Cyber Insurance

[stressedbob]

Hello all!

We are looking at Cyber Insurance, we have not previously had this in the business so not familiar with it.

Does anyone know much about it and any pitfalls or recommendations?

We do have an online shop so feel our exposure is high enough to make this a necessity, also based on the increasing number of cyber attacks on companies even without an online presence!

Any input appreciated!

 

[DEBS Ltd]

Hello all!

We are looking at Cyber Insurance, we have not previously had this in the business so not familiar with it.

Does anyone know much about it and any pitfalls or recommendations?

We do have an online shop so feel our exposure is high enough to make this a necessity, also based on the increasing number of cyber attacks on companies even without an online presence!

Any input appreciated!

What is it you specifically want to know?

Generally it covers for:

Pre/post incident support
Security/privacy breach costs
Extortion
Damage to digital assets
Business interruption (consequential loss)
Liabilities arising around this.

Be aware most insurers have tight requirements these days. Things like MFA are expected, and possibly more.

Go to a broker, preferably one who specialises in 'financial lines' type business (professional indemnity, directors and officers etc type) as it's still a class that's not even widely understood by some in the insurance industry.

It's also getting more expensive all the time.

Some brokers also have specialist teams who can manage your risk, specific tech people and not insurance ones, all at a high cost of course, although it may be worth it if anything ever happens.

 

[fisicx]

A lot of companies have discovered their cyberinsurance is worthless after investigations showed the breach was preventable. Eg: not clicking on a dodgy link in a email or patching a known vulnerability.

And even having the insurance doesn’t mean you would be able to recover any data if it’s been encrypted.

 

[Frank the Insurance guy]

@DEBS Ltd beat me to it.

This has been a real hot potato in the insurance industry over the last couple of years, with premium increases, terms and conditions getting tighter etc.
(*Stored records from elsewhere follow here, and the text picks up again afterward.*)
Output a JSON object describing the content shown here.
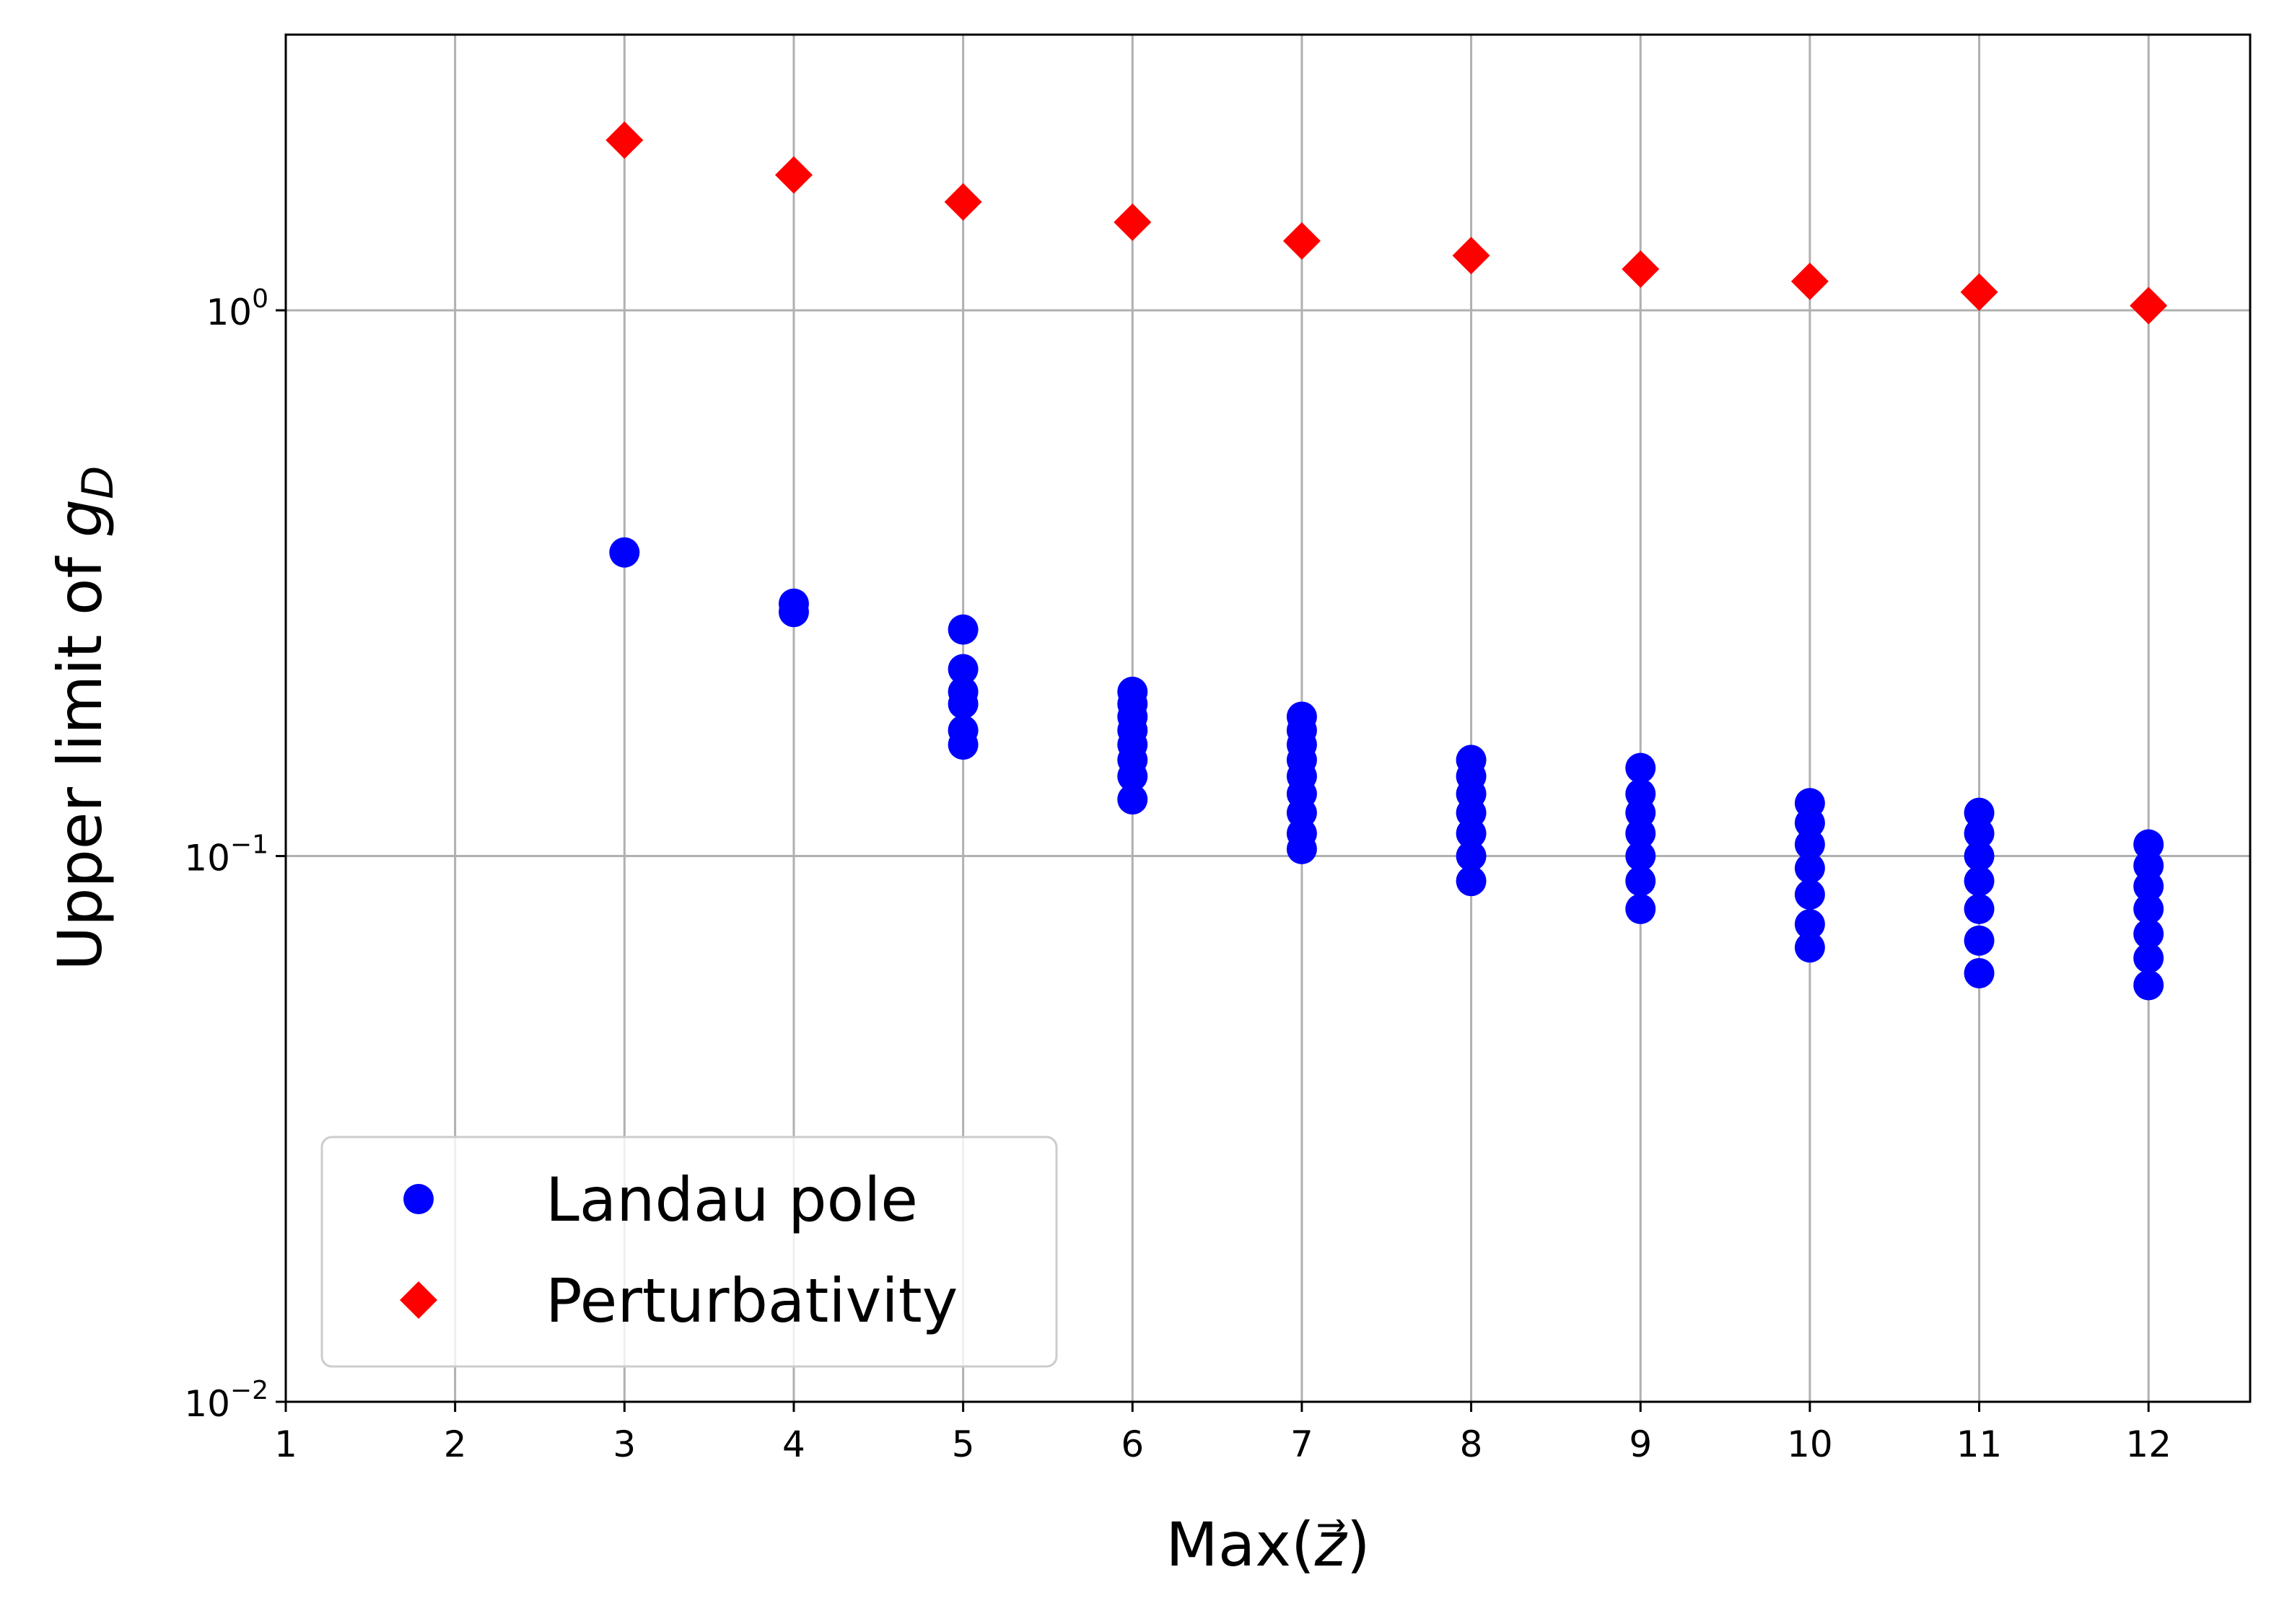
{
  "chart_data": {
    "type": "scatter",
    "title": "",
    "xlabel": {
      "pre": "Max(",
      "var": "z",
      "arrow": "⃗",
      "post": ")"
    },
    "ylabel": {
      "pre": "Upper limit of ",
      "var": "g",
      "sub": "D"
    },
    "xlim": [
      1,
      12.6
    ],
    "ylim": [
      0.01,
      3.2
    ],
    "yscale": "log",
    "grid": true,
    "x_ticks": [
      {
        "value": 1,
        "label": "1"
      },
      {
        "value": 2,
        "label": "2"
      },
      {
        "value": 3,
        "label": "3"
      },
      {
        "value": 4,
        "label": "4"
      },
      {
        "value": 5,
        "label": "5"
      },
      {
        "value": 6,
        "label": "6"
      },
      {
        "value": 7,
        "label": "7"
      },
      {
        "value": 8,
        "label": "8"
      },
      {
        "value": 9,
        "label": "9"
      },
      {
        "value": 10,
        "label": "10"
      },
      {
        "value": 11,
        "label": "11"
      },
      {
        "value": 12,
        "label": "12"
      }
    ],
    "y_ticks": [
      {
        "value": 0.01,
        "base": "10",
        "exp": "−2"
      },
      {
        "value": 0.1,
        "base": "10",
        "exp": "−1"
      },
      {
        "value": 1,
        "base": "10",
        "exp": "0"
      }
    ],
    "legend_position": "lower-left",
    "series": [
      {
        "name": "Landau pole",
        "marker": "circle",
        "color": "#0000ff",
        "points": [
          [
            3,
            0.36
          ],
          [
            4,
            0.28
          ],
          [
            4,
            0.29
          ],
          [
            5,
            0.16
          ],
          [
            5,
            0.17
          ],
          [
            5,
            0.19
          ],
          [
            5,
            0.2
          ],
          [
            5,
            0.22
          ],
          [
            5,
            0.26
          ],
          [
            6,
            0.127
          ],
          [
            6,
            0.14
          ],
          [
            6,
            0.15
          ],
          [
            6,
            0.16
          ],
          [
            6,
            0.17
          ],
          [
            6,
            0.18
          ],
          [
            6,
            0.19
          ],
          [
            6,
            0.2
          ],
          [
            7,
            0.103
          ],
          [
            7,
            0.11
          ],
          [
            7,
            0.12
          ],
          [
            7,
            0.13
          ],
          [
            7,
            0.14
          ],
          [
            7,
            0.15
          ],
          [
            7,
            0.16
          ],
          [
            7,
            0.17
          ],
          [
            7,
            0.18
          ],
          [
            8,
            0.09
          ],
          [
            8,
            0.1
          ],
          [
            8,
            0.11
          ],
          [
            8,
            0.12
          ],
          [
            8,
            0.13
          ],
          [
            8,
            0.14
          ],
          [
            8,
            0.15
          ],
          [
            9,
            0.08
          ],
          [
            9,
            0.09
          ],
          [
            9,
            0.1
          ],
          [
            9,
            0.11
          ],
          [
            9,
            0.12
          ],
          [
            9,
            0.13
          ],
          [
            9,
            0.145
          ],
          [
            10,
            0.068
          ],
          [
            10,
            0.075
          ],
          [
            10,
            0.085
          ],
          [
            10,
            0.095
          ],
          [
            10,
            0.105
          ],
          [
            10,
            0.115
          ],
          [
            10,
            0.125
          ],
          [
            11,
            0.061
          ],
          [
            11,
            0.07
          ],
          [
            11,
            0.08
          ],
          [
            11,
            0.09
          ],
          [
            11,
            0.1
          ],
          [
            11,
            0.11
          ],
          [
            11,
            0.12
          ],
          [
            12,
            0.058
          ],
          [
            12,
            0.065
          ],
          [
            12,
            0.072
          ],
          [
            12,
            0.08
          ],
          [
            12,
            0.088
          ],
          [
            12,
            0.096
          ],
          [
            12,
            0.105
          ]
        ]
      },
      {
        "name": "Perturbativity",
        "marker": "diamond",
        "color": "#ff0000",
        "points": [
          [
            3,
            2.05
          ],
          [
            4,
            1.77
          ],
          [
            5,
            1.58
          ],
          [
            6,
            1.45
          ],
          [
            7,
            1.34
          ],
          [
            8,
            1.26
          ],
          [
            9,
            1.19
          ],
          [
            10,
            1.13
          ],
          [
            11,
            1.08
          ],
          [
            12,
            1.02
          ]
        ]
      }
    ]
  }
}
As an e-commerce business you are reliant on your online shop.

Couple of key things:
1. As @DEBS Ltd said - Multi Factor Authentication is a must. This would be for all access to your it network.
2. Are you relying on IT Providers for services - What measures are they taking to minimise the risk of a cyber event - do they have their own Cyber Insurance & Professional Indemnity Insurance

You need to speak to an independent insurance broker, who can provide a quote based on your specific circumstances.

Feel free to contact me if you would like a chat.

 

[Frank the Insurance guy]

A lot of companies have discovered their cyberinsurance is worthless after investigations showed the breach was preventable. Eg: not clicking on a dodgy link in a email or patching a known vulnerability.

And even having the insurance doesn’t mean you would be able to recover any data if it’s been encrypted.

The biggest risk of a cyber event is the "human error" where someone is clicking something they shouldn't - all cyber policies will cover this "human" aspect, however as a business you will have to have certain safety criteria in place - this varies between insurers, so need to check your policy carefully.

As @fisicx says, you may never get your data back, which is why you should consider included Business Interruption cover, for loss of revenue caused by the cyber event.

 

[MrStar]

I personally had a client around 4 years ago who had a £10m+ claim against their cyber insurance. I'd say it's a bit of a must have. The client was a large Insurance Broker by the way.